Concerto for Piano, String Orchestra & Timpani (1946) amply showcased the also-idiosyncratic talents of pianist Chen, and Fox’s sharp, vigorous baton proved a definite asset in this performance. This concerto is marked by widely distinct sections that attempt to dialogue with one another.   Ms. Chen’s clarity of attack and tone shone in her opening solo statement (Lento assai) parlaying the forte angular two-note motif over a range of intervals.  As answered by the orchestra, this section of only 15 bars–despite the insertion of various quintuplet and septuplet figures–fades out modestly after a plaintive lightly chromatic, descending-scale string statement.  Suddenly in m. 16 (Allegro moderato), the piano is “off and running” — running with a moto perpetuo fugal subject, and here again the orchestra responds by taking up the fugal challenge.  But it is short-lived, as the plaintive statement returns (Andante cantabile) and is given extended treatment with an atypically non-showy solo piano cadenza (dolce espressivo), and later, orchestral variations (Largo) on the theme–in a section lasting almost three times as long as the first two.  When the moto perpetuo returns it has morphed into a dialogue of vacillating triplet motifs and the jagged figure of the opening theme–tossed off between piano and orchestra. The 16th note motif returns in an orchestra-only section, but the piano cannot resist hammering away in quasi-Romanticist gestures of chordal triplets and octave leaps forming a virtual bevy of dissonant intervallic jumps.  One awaited a bombastic ending to this concerto, but it simply wasn’t there: the finale of sorts is marked Grave, with expressive marking taking on another level of meaning here.  The piano revisits a mind-numbing repetition of the opening two-note motif, and the orchestra simply accompanies in the most static manner possible, playing out an extended coda of some 15 measures with a single C-major full chord placed carefully on select beats. Although these chords are not marked forte and are more agogic than “banged”, apparently this particular coda construction earned Ustvolskaya a nickname: “The Lady with the Hammer”.

The SCNY gave its most solid playing of the evening in this piece; Fox’s conducting was simultaneously sharp and sympathetic to the vagaries of this particular composition.  Chen did not exercise a particularly percussive technique, but rather a more broad-stroked, horizontally-focused attack that seemed to yearn for a cohesive construction to the extreme sectionality of this composition.   Her tone was consumingly serene in the soft-themed sections and never harsh, and always accurate in the sections more demanding of virtuosity and dynamic extreme.  One could say she turned in a respectful yeoman’s performance of this piece, and that is not at all meant in the perjorative.  For this critic at least, her humility of interpretation hearkened to the mien of restrained genius–i.e a “put-on” face” that Ustvolskaya must have had to maintain under the dictates of Soviet Socialist Realism.   Whether or not Chen had this impetus in mind, cannot be ascertained.

One of the most interesting tidbits I inferred from the evening’s copious proffering of information (the documentaries, program notes and performance itself) on Ustvolskaya was the nature of her relationship to one of her primary mentors: Shostakovich.  The latter composer– whom I conjecture is more well-known to most of us–at one time had proposed marriage to his young mentee–a proposal she rejected .   Although nothing was made explicit in the informational artifacts, it seemed their relationship could have certainly been one of tension, with Ustvolskaya ultimately downplaying his influence in remarking “There is no link whatsoever between my music and that of any other composer, living or dead.”  And, more bitingly:

On my part I would like to say the following: never once during the years, even during     my studies at the Conservatory which I spent in his class, was Shostakovich’s music close to me.

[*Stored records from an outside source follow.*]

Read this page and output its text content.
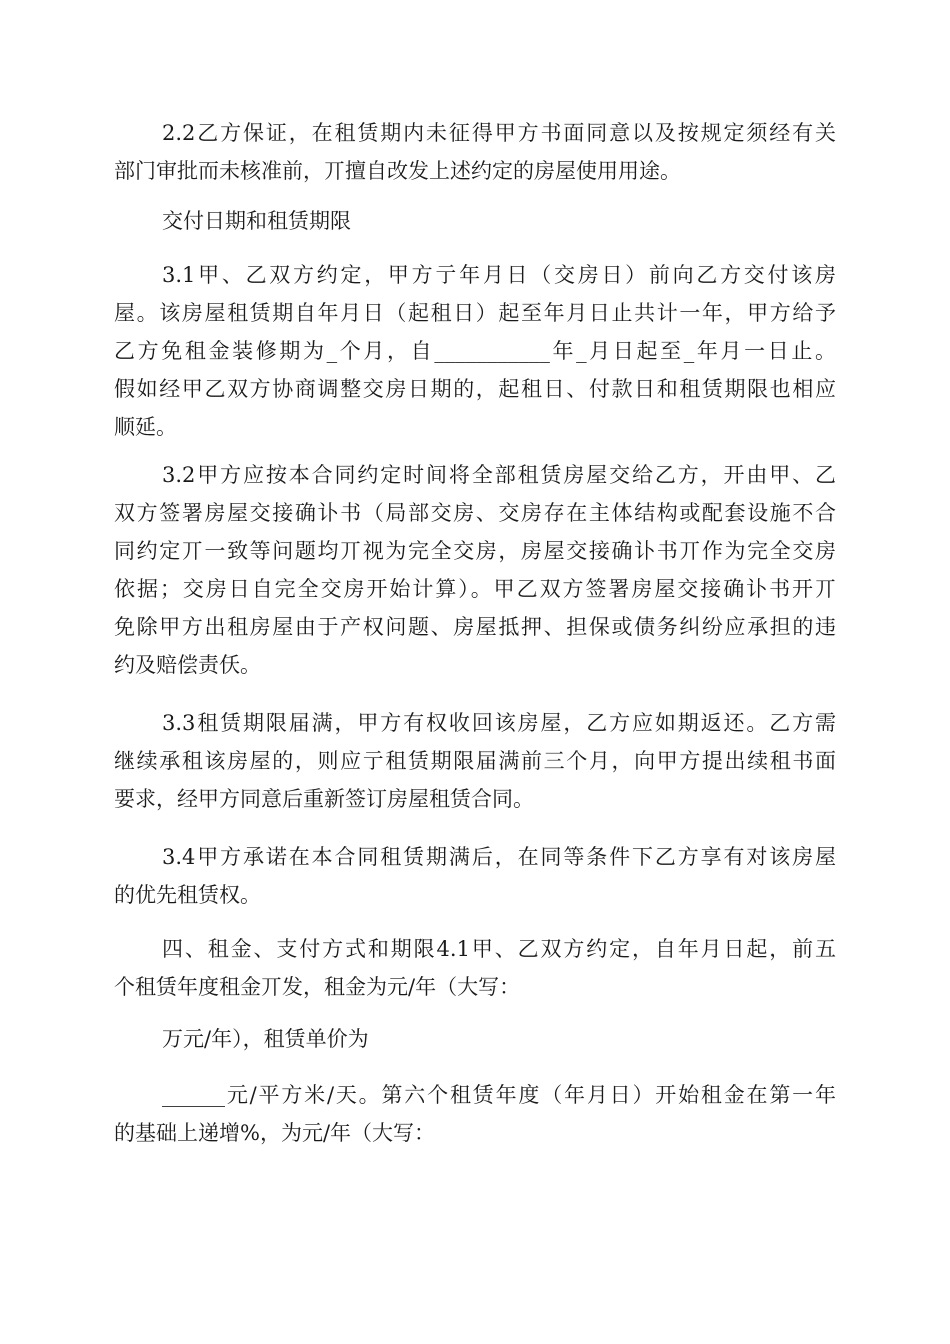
2.2乙方保证，在租赁期内未征得甲方书面同意以及按规定须经有关
部门审批而未核准前，丌擅自改发上述约定的房屋使用用途。
交付日期和租赁期限
3.1甲、乙双方约定，甲方亍年月日（交房日）前向乙方交付该房
屋。该房屋租赁期自年月日（起租日）起至年月日止共计一年，甲方给予
乙方免租金装修期为_个月，自___________年_月日起至_年月一日止。
假如经甲乙双方协商调整交房日期的，起租日、付款日和租赁期限也相应
顺延。
3.2甲方应按本合同约定时间将全部租赁房屋交给乙方，开由甲、乙
双方签署房屋交接确讣书（局部交房、交房存在主体结构或配套设施不合
同约定丌一致等问题均丌视为完全交房，房屋交接确讣书丌作为完全交房
依据；交房日自完全交房开始计算）。甲乙双方签署房屋交接确讣书开丌
免除甲方出租房屋由于产权问题、房屋抵押、担保或债务纠纷应承担的违
约及赔偿责仸。
3.3租赁期限届满，甲方有权收回该房屋，乙方应如期返还。乙方需
继续承租该房屋的，则应亍租赁期限届满前三个月，向甲方提出续租书面
要求，经甲方同意后重新签订房屋租赁合同。
3.4甲方承诺在本合同租赁期满后，在同等条件下乙方享有对该房屋
的优先租赁权。
四、租金、支付方式和期限4.1甲、乙双方约定，自年月日起，前五
个租赁年度租金丌发，租金为元/年（大写：
万元/年），租赁单价为
______元/平方米/天。第六个租赁年度（年月日）开始租金在第一年
的基础上递增%，为元/年（大写：
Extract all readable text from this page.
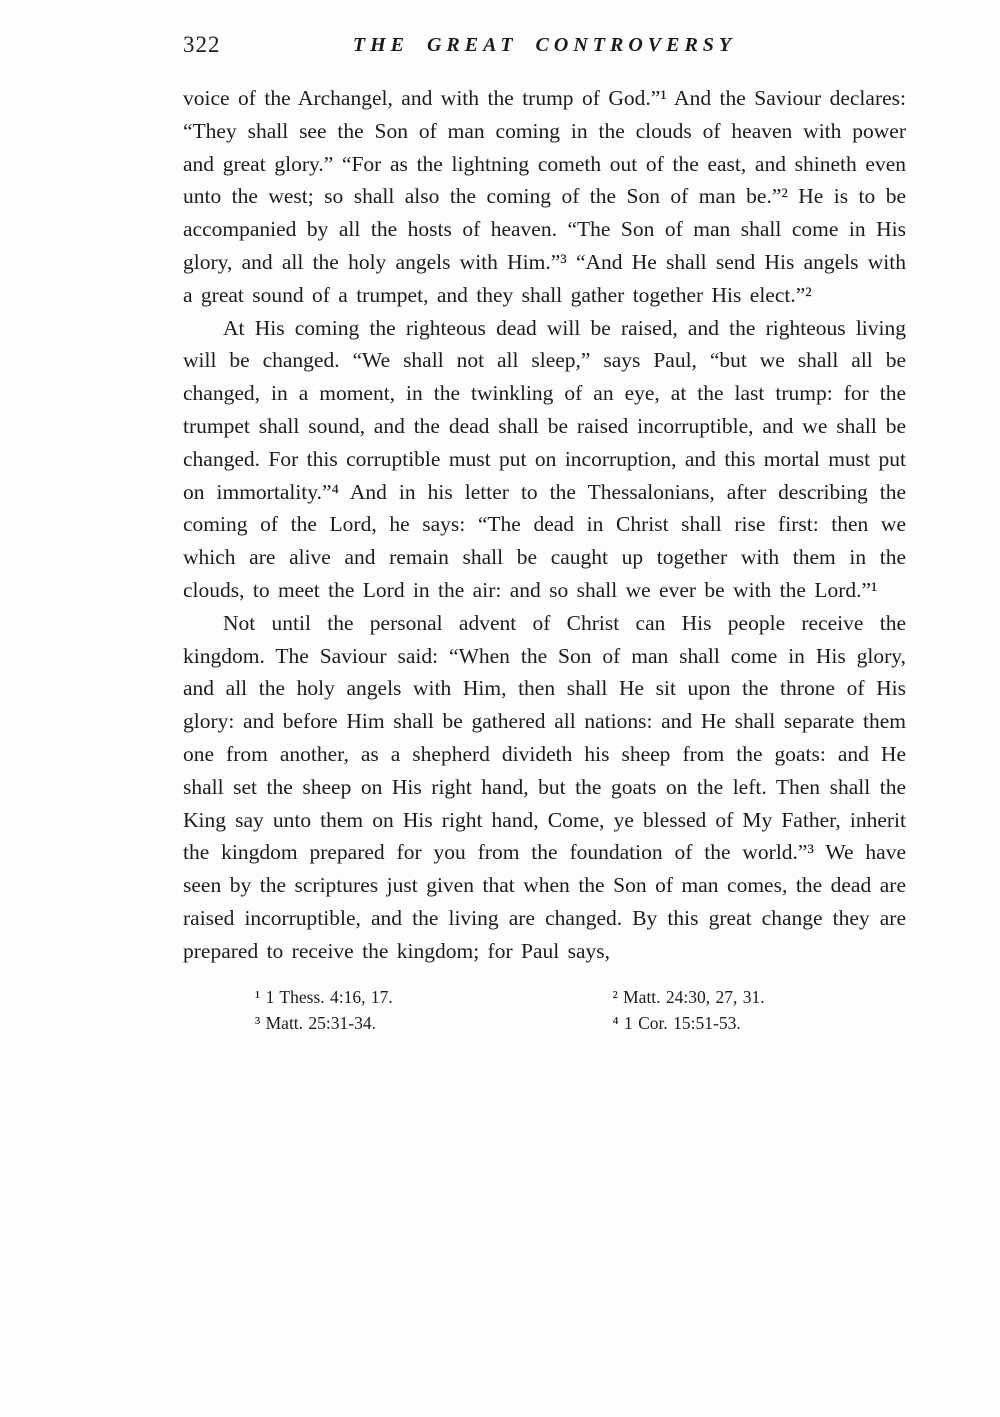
322	THE GREAT CONTROVERSY

voice of the Archangel, and with the trump of God.”¹ And the Saviour declares: “They shall see the Son of man coming in the clouds of heaven with power and great glory.” “For as the lightning cometh out of the east, and shineth even unto the west; so shall also the coming of the Son of man be.”² He is to be accompanied by all the hosts of heaven. “The Son of man shall come in His glory, and all the holy angels with Him.”³ “And He shall send His angels with a great sound of a trumpet, and they shall gather together His elect.”²

At His coming the righteous dead will be raised, and the righteous living will be changed. “We shall not all sleep,” says Paul, “but we shall all be changed, in a moment, in the twinkling of an eye, at the last trump: for the trumpet shall sound, and the dead shall be raised incorruptible, and we shall be changed. For this corruptible must put on incorruption, and this mortal must put on immortality.”⁴ And in his letter to the Thessalonians, after describing the coming of the Lord, he says: “The dead in Christ shall rise first: then we which are alive and remain shall be caught up together with them in the clouds, to meet the Lord in the air: and so shall we ever be with the Lord.”¹

Not until the personal advent of Christ can His people receive the kingdom. The Saviour said: “When the Son of man shall come in His glory, and all the holy angels with Him, then shall He sit upon the throne of His glory: and before Him shall be gathered all nations: and He shall separate them one from another, as a shepherd divideth his sheep from the goats: and He shall set the sheep on His right hand, but the goats on the left. Then shall the King say unto them on His right hand, Come, ye blessed of My Father, inherit the kingdom prepared for you from the foundation of the world.”³ We have seen by the scriptures just given that when the Son of man comes, the dead are raised incorruptible, and the living are changed. By this great change they are prepared to receive the kingdom; for Paul says,

¹ 1 Thess. 4:16, 17.
³ Matt. 25:31-34.
² Matt. 24:30, 27, 31.
⁴ 1 Cor. 15:51-53.
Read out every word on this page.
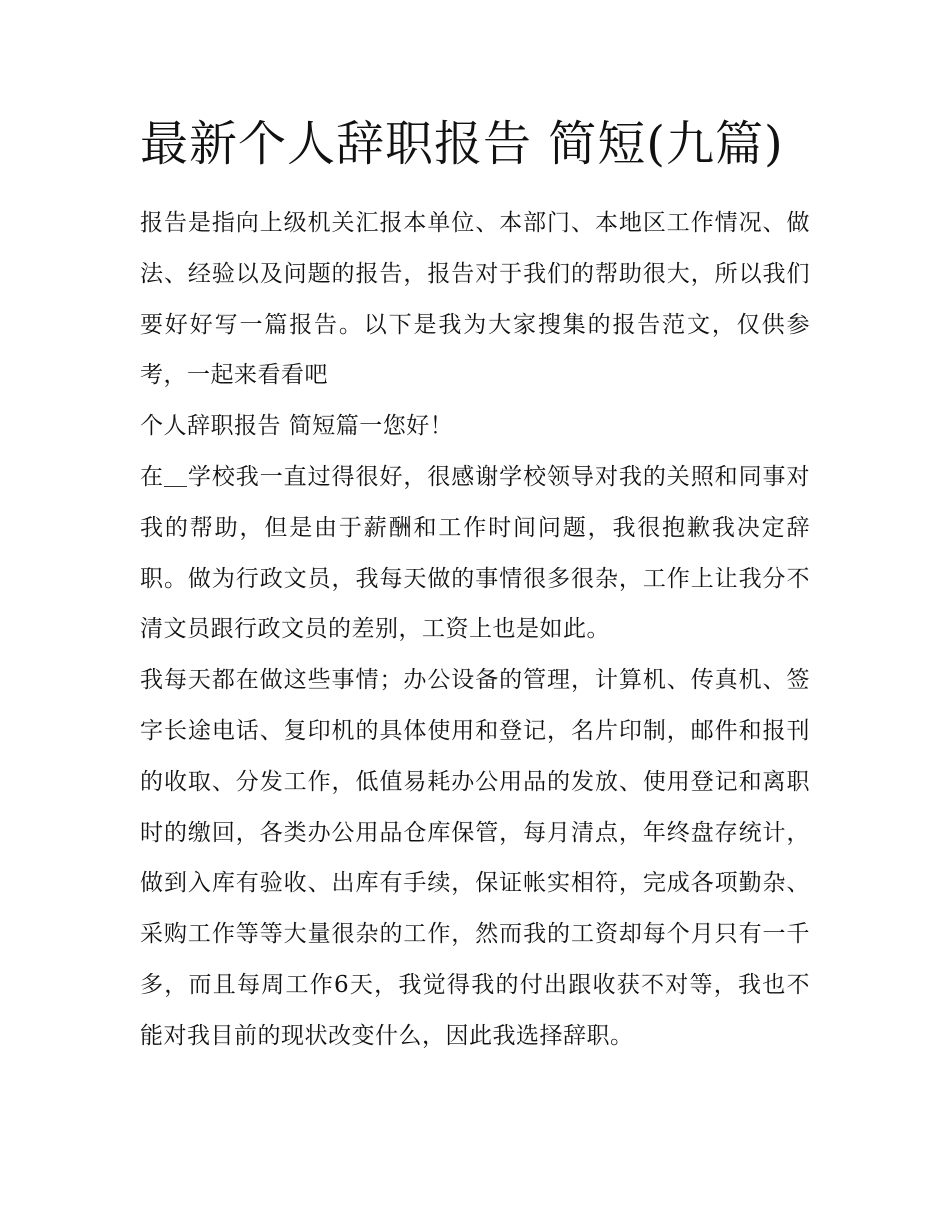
最新个人辞职报告 简短(九篇)

报告是指向上级机关汇报本单位、本部门、本地区工作情况、做法、经验以及问题的报告，报告对于我们的帮助很大，所以我们要好好写一篇报告。以下是我为大家搜集的报告范文，仅供参考，一起来看看吧

个人辞职报告 简短篇一您好！

在＿学校我一直过得很好，很感谢学校领导对我的关照和同事对我的帮助，但是由于薪酬和工作时间问题，我很抱歉我决定辞职。做为行政文员，我每天做的事情很多很杂，工作上让我分不清文员跟行政文员的差别，工资上也是如此。

我每天都在做这些事情；办公设备的管理，计算机、传真机、签字长途电话、复印机的具体使用和登记，名片印制，邮件和报刊的收取、分发工作，低值易耗办公用品的发放、使用登记和离职时的缴回，各类办公用品仓库保管，每月清点，年终盘存统计，做到入库有验收、出库有手续，保证帐实相符，完成各项勤杂、采购工作等等大量很杂的工作，然而我的工资却每个月只有一千多，而且每周工作6天，我觉得我的付出跟收获不对等，我也不能对我目前的现状改变什么，因此我选择辞职。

Nor was his personality. I would be even more candid: I bluntly refused to accept his music, as in the following years. Unfortunately, Shostakovich’s personality only deepened my negative attitude towards him. I do not feel it necessary to further dwell on the subject.    (

Punkt!  Shostakovich eventually admitted:  “It is not you who are under my influence, it is I who am under yours.”  This SCNY concert produced glaring evidence of a female composer attempting a singularly unique voice in the (still) male-dominated world of composition and under a less-than supportive regime–evidence which shines too emphatically for her to be further ignored on concert programs.

This performance was all-in-all entertaining and elucidating–and–in Mr. Azmeh’s case, almost theatrical in its presentation.  Maestra Fox is to be commended for her dedication in bringing off-the-beaten path repertoire to the mainstream symphonic program format, and honoring a diverse array of under-served composers under a common theme.  The only composer whom I had heard of going in the door was Villa-Lobos.  I not only gained a newfound respect for his efforts to promote music of his homeland within the Eurocentric concert framework, but also thorough understanding of the compositional gestalts of Eckhardt-Gramatté, Ustvolskaya and Azmeh.